How to use the PREview exam portal, step by step

1. Sign in and find the exam

Go to the AAMC website and sign in with your existing account, or create one if you are brand new to the application cycle. Open the registration area used for the MCAT and PREview, then choose the PREview Professional Readiness Exam rather than the MCAT. Keep your legal name consistent with your photo ID, because a mismatch is one of the most common reasons a check in fails on test day.

2. Pick a date and pay

PREview is offered in scheduled windows through the year rather than every single day, so look at the available dates early. The exam is taken online with remote proctoring in most cases, which means you test from home on your own computer. Pay the registration fee to lock your seat. Applicants with financial need may qualify for the AAMC Fee Assistance Program, which can reduce that cost, so check your eligibility before paying the full price.

3. Send scores to the schools

Inside the portal you choose which medical schools receive your PREview score. Send it only to programs that ask for it or recommend it, since not every school uses the exam. Your score, reported on a scale of roughly 1 to 9, appears in your account a few weeks after you test, and the schools you selected receive it too.

Common portal problems and how to fix them

Most PREview portal headaches are account problems, not exam problems. If you cannot log in, reset your password rather than making a second account, because duplicate accounts split your records. If your name will not save correctly, match it letter for letter to your government ID. If you cannot find your score, confirm the official release date first, since results are not instant. And if the system seems to hide PREview, make sure you are in the exam registration section and not the application area, which looks very similar. For ordinary tech glitches the mindset is the same one we use in guides like our walkthrough of the Foxtel error AF4013, you read the exact message, then fix the one thing it names.

Here at toughestblogger we cover a lot of these where do I log in questions, and the pattern repeats: the portal you want is usually a tab inside an account you already own, not a brand new site.

Who needs it, and the dates that matter

The PREview exam measures professional readiness, things like how you would handle the ethical, social, and interpersonal situations a future physician faces. It is a situational judgment test, so there is no science content and no formula sheet. A growing number of medical schools either require or recommend it, while others ignore it completely, so your real first step is to check the requirements of each school on your list before you book anything. Register early in your cycle, ideally alongside your other application tasks, so your score arrives in time.
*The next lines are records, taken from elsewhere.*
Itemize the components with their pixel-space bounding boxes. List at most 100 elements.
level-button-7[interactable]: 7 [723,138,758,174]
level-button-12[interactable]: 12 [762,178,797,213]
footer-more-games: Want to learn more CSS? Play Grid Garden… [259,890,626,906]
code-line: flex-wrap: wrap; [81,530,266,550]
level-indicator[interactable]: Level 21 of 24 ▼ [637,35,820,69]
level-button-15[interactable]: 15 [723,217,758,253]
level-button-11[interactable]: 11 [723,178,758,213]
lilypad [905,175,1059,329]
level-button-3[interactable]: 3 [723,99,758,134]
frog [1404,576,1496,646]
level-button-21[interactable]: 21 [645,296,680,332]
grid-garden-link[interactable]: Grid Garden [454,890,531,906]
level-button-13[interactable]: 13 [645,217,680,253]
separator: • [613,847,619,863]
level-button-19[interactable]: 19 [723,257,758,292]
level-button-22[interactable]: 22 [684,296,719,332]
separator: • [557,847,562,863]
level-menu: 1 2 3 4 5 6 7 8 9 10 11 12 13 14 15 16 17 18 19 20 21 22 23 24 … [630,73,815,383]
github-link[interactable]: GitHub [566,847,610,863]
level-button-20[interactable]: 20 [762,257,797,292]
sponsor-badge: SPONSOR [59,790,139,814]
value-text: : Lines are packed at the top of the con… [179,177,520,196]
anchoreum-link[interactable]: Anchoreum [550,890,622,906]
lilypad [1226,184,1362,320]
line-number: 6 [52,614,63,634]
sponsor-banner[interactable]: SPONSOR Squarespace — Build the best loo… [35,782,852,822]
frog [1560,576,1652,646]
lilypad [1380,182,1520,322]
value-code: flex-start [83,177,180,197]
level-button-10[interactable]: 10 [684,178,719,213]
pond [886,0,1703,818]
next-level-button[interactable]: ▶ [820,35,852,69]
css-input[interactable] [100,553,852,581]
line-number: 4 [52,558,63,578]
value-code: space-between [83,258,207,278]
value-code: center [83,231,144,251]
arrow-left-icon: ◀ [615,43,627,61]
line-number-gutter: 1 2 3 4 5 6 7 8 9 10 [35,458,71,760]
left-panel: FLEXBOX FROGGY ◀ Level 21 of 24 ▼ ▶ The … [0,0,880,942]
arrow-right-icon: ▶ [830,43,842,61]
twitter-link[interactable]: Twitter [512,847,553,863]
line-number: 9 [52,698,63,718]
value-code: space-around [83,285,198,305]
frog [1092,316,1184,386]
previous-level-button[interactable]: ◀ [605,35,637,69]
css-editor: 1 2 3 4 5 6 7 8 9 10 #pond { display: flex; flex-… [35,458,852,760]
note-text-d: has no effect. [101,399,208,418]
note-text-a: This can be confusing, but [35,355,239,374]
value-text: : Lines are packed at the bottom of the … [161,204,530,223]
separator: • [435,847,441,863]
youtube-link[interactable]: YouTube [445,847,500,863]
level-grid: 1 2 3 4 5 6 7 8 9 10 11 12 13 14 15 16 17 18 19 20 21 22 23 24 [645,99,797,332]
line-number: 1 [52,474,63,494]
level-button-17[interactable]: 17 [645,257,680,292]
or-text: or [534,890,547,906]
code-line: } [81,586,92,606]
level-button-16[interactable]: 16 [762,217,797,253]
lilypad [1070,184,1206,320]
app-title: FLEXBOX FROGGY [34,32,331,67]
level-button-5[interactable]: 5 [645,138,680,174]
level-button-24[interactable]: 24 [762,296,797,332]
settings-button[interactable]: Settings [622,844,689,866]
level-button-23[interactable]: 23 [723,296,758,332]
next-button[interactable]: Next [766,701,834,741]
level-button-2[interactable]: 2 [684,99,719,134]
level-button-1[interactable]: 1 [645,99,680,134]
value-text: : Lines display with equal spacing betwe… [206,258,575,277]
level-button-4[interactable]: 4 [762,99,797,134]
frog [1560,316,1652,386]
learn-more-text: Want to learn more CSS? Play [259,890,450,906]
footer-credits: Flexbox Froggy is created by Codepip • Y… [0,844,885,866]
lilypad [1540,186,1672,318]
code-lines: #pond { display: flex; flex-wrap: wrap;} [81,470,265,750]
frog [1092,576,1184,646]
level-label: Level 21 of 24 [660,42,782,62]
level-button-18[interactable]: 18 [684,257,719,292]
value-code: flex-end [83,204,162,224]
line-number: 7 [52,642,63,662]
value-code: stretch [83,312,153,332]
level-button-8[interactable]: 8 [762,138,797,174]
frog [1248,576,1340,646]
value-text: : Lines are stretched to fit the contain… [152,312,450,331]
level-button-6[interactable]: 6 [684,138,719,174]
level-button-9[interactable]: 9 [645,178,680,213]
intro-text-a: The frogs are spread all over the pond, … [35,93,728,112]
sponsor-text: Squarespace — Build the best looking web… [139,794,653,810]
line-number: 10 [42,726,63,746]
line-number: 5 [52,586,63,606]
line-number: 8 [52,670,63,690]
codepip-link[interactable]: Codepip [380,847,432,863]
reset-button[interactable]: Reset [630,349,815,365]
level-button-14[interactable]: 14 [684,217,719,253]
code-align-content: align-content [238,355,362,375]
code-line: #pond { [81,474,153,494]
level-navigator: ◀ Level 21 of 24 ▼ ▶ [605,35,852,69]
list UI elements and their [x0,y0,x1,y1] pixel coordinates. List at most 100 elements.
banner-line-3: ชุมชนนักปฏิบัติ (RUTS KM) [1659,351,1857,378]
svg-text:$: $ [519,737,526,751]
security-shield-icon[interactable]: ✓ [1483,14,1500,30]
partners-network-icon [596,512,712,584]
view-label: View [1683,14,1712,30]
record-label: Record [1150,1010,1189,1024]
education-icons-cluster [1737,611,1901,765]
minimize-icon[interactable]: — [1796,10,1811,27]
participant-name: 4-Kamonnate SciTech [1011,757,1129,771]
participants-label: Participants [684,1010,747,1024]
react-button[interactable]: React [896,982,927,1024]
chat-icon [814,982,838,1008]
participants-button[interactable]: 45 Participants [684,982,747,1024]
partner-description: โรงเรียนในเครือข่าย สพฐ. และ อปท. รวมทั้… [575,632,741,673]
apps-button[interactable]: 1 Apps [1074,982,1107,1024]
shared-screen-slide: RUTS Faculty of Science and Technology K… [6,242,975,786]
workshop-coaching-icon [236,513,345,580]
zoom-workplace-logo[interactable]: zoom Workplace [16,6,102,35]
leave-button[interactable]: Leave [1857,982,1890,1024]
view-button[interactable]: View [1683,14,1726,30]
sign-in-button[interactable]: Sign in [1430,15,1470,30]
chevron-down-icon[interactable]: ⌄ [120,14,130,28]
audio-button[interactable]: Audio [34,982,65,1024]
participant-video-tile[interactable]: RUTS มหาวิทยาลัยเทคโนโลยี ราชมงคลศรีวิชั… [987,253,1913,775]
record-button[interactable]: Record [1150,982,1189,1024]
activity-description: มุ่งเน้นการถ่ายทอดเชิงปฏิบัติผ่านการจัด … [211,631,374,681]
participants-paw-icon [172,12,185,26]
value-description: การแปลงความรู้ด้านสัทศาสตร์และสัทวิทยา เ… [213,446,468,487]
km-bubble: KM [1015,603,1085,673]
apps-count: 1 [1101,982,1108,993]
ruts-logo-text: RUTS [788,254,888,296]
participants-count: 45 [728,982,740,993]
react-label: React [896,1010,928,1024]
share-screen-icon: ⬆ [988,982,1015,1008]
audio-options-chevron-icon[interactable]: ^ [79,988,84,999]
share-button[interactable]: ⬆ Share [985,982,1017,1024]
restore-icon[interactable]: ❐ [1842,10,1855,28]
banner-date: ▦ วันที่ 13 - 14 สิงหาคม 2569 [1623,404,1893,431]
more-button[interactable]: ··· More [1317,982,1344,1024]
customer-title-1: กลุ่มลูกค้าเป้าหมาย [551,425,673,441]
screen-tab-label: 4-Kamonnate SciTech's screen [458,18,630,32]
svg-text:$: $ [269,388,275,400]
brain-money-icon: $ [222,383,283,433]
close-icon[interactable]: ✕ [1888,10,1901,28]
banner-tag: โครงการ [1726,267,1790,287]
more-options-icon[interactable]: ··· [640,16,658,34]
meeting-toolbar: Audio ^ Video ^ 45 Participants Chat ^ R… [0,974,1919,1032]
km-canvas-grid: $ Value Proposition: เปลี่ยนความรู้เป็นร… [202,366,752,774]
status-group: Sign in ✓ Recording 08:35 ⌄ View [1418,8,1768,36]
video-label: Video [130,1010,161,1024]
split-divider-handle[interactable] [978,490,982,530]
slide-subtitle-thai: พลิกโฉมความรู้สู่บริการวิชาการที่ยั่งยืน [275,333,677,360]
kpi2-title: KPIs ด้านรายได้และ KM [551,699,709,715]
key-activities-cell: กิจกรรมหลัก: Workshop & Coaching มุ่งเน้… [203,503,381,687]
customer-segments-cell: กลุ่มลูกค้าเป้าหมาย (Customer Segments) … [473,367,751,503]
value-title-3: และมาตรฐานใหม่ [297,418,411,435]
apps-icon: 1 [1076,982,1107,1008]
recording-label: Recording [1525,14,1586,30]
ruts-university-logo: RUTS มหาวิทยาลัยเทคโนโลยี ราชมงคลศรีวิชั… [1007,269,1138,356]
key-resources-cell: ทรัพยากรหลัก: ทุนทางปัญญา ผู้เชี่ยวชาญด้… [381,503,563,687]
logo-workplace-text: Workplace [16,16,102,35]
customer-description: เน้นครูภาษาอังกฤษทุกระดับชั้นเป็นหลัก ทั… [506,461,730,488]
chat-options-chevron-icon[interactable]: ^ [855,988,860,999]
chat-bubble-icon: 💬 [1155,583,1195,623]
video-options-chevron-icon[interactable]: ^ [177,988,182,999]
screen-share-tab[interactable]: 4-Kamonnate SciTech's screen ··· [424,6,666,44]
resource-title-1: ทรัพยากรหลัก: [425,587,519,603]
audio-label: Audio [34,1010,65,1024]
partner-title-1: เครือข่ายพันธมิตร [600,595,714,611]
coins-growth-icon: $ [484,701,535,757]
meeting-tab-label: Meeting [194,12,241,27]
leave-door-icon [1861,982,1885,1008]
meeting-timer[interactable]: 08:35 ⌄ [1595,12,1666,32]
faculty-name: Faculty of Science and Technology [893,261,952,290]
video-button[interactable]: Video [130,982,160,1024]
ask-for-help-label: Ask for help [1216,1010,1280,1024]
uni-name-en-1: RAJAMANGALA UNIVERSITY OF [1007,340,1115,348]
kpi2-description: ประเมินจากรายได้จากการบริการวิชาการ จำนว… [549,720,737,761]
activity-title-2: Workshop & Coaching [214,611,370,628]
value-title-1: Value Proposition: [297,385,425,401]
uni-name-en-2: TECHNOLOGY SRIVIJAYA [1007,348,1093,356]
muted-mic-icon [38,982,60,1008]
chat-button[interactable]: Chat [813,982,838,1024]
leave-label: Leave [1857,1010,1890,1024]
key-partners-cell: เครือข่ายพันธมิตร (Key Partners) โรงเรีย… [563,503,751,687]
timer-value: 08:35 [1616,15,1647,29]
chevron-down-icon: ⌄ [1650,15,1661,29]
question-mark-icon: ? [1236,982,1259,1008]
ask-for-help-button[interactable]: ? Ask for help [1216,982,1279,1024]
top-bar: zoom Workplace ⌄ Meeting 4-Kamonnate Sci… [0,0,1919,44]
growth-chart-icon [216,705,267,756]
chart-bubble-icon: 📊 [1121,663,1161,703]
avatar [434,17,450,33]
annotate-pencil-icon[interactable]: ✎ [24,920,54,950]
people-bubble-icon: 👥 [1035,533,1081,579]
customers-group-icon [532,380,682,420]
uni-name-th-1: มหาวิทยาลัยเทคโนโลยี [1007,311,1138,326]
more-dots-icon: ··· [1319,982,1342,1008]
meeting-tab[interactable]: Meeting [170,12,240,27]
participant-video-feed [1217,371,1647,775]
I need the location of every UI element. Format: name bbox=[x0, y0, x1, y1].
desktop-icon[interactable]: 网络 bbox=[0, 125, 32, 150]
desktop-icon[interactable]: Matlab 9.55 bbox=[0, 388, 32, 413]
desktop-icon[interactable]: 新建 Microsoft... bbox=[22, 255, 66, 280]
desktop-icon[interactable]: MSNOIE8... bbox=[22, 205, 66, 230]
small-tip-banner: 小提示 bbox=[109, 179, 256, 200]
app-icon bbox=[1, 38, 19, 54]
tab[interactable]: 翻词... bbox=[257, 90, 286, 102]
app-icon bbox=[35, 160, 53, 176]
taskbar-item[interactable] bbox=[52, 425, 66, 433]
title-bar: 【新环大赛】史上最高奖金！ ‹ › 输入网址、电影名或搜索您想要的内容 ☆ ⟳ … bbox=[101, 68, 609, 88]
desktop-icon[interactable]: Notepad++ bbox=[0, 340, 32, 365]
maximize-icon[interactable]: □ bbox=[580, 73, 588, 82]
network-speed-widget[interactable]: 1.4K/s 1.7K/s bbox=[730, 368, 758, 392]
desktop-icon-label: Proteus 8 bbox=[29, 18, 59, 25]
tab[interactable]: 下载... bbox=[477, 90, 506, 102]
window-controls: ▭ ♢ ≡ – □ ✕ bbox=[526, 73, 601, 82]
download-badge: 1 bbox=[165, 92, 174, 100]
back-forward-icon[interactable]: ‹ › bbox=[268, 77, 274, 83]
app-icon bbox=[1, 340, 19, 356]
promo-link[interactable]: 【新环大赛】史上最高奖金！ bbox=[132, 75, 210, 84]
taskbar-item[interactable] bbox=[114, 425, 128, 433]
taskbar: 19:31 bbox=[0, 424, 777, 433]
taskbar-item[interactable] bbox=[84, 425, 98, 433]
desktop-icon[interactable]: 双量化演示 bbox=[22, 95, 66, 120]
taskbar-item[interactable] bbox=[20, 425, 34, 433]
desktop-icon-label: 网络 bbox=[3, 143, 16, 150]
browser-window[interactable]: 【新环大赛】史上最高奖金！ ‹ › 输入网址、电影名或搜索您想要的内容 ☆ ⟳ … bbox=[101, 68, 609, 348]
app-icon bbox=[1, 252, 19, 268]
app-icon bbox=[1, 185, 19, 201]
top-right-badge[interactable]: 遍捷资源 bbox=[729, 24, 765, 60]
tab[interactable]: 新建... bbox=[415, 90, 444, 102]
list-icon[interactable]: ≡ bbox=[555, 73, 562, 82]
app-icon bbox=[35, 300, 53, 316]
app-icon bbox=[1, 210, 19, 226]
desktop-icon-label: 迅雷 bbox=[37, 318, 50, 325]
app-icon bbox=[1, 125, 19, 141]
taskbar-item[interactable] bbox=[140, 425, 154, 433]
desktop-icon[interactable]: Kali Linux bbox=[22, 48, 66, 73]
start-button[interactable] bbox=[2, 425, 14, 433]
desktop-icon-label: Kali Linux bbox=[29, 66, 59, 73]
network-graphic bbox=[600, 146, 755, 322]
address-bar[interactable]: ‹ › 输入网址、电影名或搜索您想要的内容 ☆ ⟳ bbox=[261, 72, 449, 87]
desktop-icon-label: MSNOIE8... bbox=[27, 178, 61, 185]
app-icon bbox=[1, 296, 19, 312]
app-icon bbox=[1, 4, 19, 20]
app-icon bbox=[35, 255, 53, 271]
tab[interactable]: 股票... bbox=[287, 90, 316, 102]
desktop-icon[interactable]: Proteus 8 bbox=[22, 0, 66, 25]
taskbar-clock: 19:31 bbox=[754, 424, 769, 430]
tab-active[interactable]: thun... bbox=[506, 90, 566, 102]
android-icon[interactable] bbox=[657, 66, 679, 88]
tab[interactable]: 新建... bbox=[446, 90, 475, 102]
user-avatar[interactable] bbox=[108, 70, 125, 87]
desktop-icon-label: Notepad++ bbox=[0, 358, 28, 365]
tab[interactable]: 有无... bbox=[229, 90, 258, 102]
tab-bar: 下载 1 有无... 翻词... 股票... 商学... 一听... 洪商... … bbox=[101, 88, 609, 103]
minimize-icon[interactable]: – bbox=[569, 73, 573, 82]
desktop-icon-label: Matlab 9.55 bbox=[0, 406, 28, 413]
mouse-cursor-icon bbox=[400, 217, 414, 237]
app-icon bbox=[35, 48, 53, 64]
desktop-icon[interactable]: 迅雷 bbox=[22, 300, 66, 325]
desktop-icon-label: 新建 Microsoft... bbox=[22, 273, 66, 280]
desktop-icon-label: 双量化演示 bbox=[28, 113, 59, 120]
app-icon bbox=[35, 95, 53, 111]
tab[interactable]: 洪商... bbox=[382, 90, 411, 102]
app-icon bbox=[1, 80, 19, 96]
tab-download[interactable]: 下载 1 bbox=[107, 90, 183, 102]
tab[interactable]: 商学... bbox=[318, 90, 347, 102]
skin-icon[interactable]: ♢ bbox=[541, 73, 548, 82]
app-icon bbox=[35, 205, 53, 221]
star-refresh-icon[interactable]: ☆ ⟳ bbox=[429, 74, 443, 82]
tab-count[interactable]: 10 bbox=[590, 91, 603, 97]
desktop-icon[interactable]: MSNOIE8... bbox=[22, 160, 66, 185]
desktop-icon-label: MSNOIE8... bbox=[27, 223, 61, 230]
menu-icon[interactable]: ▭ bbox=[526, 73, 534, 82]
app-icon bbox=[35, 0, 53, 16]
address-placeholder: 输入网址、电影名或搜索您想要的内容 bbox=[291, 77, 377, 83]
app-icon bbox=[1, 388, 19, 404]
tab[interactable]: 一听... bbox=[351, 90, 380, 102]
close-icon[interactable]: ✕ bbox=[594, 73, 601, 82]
If you are juggling many deadlines at once, the same calm batching approach we describe in our piece on distributing lead magnets applies here, group the boring admin together, then protect your study time.

In short, the PREview exam portal is your AAMC account: register there, schedule there, pay there, and collect your score there. Treat it as one hub, keep your identity details consistent, and check school by school whether you even need the exam. Do that and the portal stops feeling mysterious and becomes a simple checklist.

People also ask

Is there a separate PREview exam portal website?

No. There is no standalone PREview login site. You access the exam through your AAMC account, the same one used for the MCAT and the AMCAS application, then open the registration system and choose the PREview Professional Readiness Exam.

How do I register and pay for the PREview exam?

Sign in to your AAMC account, open the exam registration area, select PREview, pick an available date, and pay the fee to confirm your seat. If you have financial need, check whether the AAMC Fee Assistance Program can lower that cost before you pay.

Where do I see my PREview score?

Your score is released back into the same AAMC account a few weeks after you test, reported on a scale of about 1 to 9. The medical schools you selected during registration also receive it, so only send it to programs that ask for or recommend the exam.